When my daughter was born I was ever so grateful for all the second hand toys and cloths I got from other young-child families. De-cluttering that part is difficult (like you write) but very rewarding. It is hard because it is saying ‘bye-bye’ to lovely memories, but it provides you with so much space.

I think digital gadgets are horror: you ever store more information and hundreds of photo’s. What to do with all of that? You think a new computer or USB stick is the solution, but no, digi-clutter is very hard to let go.

I second Marci’s thoughts that being grateful for what you have and looking for joy in the tiniest moments is the best way of living.


30 Melissa March 7, 2011 at 2:29 pm

Hi Paula – Great point about digital clutter. I have so much! I need to streamline that part of my life. Simply.
Post ideas are flowing today … thanks for the help!

31 Ty March 7, 2011 at 4:54 pm

Melissa – Thanks so much for your wisdom and inspiring posts. My new husband and I are just in the process of creating the “new normal” for our blended family. One of the first things we did was decide that shopping was NOT going to be a source of entertainment for ourselves and the kids. It is amazing how much time and money get spent needlessly because you can’t figure out what else to do. Yes, it takes more energy to figure out cheap/free entertainment that doesn’t involve purchasing, but we spend a ton of family time together which is extremely meaningful.
Thanks! Ty

32 Bethany March 10, 2011 at 9:39 pm

I do have a credit card, but no debt on it. I always use it for everything, but make sure I can afford it all, and then pay it off each month. It builds my credit and gives me reward points. (I will need credit to buy/build a house most likely)

33 Annette Campbell March 14, 2011 at 4:17 pm

Great article–thank you! It’s like a breath of fresh air to see so many people with the same mindset about simple sustainable living. My husband and I have found that there’s nothing like connecting to other like-minded people to boost our motivation. And you wouldn’t believe what our “strength in numbers” does for us in terms of savings! We’ve been able to bypass the farmer’s markets and health food stores and buy in bulk directly from local farms and distributors of health food products. We buy together in bulk and then divide it between ourselves so nothing goes to waste.

Before, we had to rely on word-of-mouth to be able to organize ourselves. Now, we use a new online tool called SplitStuff (http://splitstuff.com) to organize micro co-ops among people living in our community. The site is just waiting for groups of neighbors and friends who want to organize like we do. We’ve also noticed that this kind of group support encourages and eases the transition to a more simple, green, and frugal lifestyle.

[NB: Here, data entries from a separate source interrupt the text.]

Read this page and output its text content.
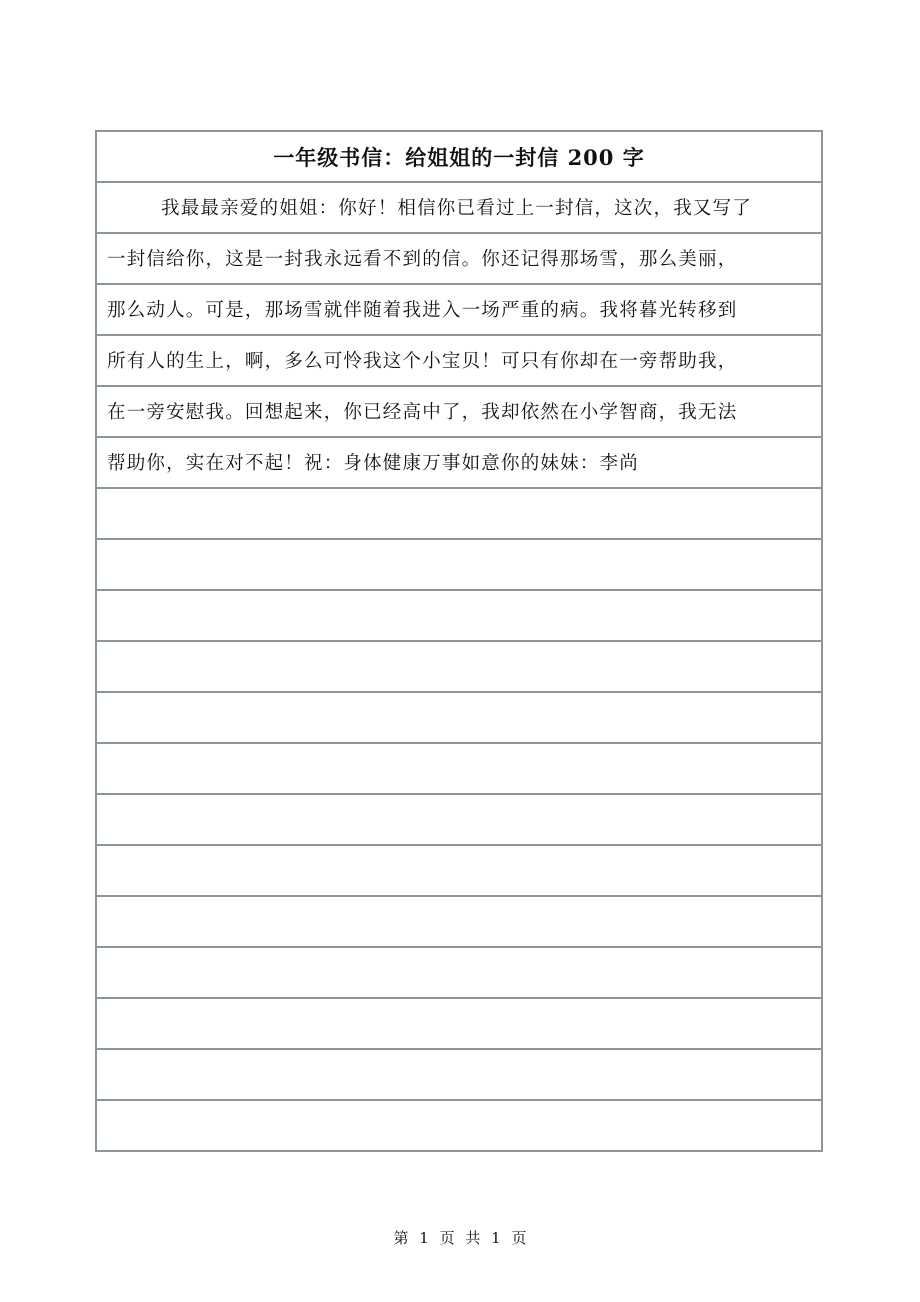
一年级书信：给姐姐的一封信 200 字
我最最亲爱的姐姐：你好！相信你已看过上一封信，这次，我又写了
一封信给你，这是一封我永远看不到的信。你还记得那场雪，那么美丽，
那么动人。可是，那场雪就伴随着我进入一场严重的病。我将暮光转移到
所有人的生上，啊，多么可怜我这个小宝贝！可只有你却在一旁帮助我，
在一旁安慰我。回想起来，你已经高中了，我却依然在小学智商，我无法
帮助你，实在对不起！祝：身体健康万事如意你的妹妹：李尚
第 1 页 共 1 页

34 Melissa March 16, 2011 at 12:43 pm

Hi Annette,
I’m so glad you connected with me here. The idea of splitting costs is really great – I’m heading over to check out your sites now. 🙂
Peace to you,

35 Andrea Woolf May 21, 2011 at 1:57 am

Hi Melissa,

I love your post on simple living. I especially like your final points on not living beyond one’s means–energetically, monetarily, with scheduling time.

I appreciate the depth and heart of what you’ve written here. You obviously have given this subject a lot of thought and it’s great that you’re sharing your knowledge with others. You’re truly making a difference in the world. Keep doing what you’re doing!

To your magnificence!

36 Melissa May 23, 2011 at 11:58 am

Hi Andrea,
Wow, what a sweet comment. I’m glad the post resonated with you. Thanks so much for stopping by!

37 Yolanda Hoskins May 30, 2011 at 1:39 pm

I really enjoyed this post on simple living. My family has just recently begun our new journey of simple living and as you mentioned learning to change old habits. It is not easy to live traveling in a different direction than mainstream American culture would have you to go, but I am learning that it is very worth it for our health and overall well being.

38 Melissa June 6, 2011 at 12:47 pm

Hi Yolanda,
You’re right about that – not everyone can understand WHY we want to live a simpler life. I think I’ve learned to be who I am and let others do the same. Enjoy your journey and thanks for connecting with me!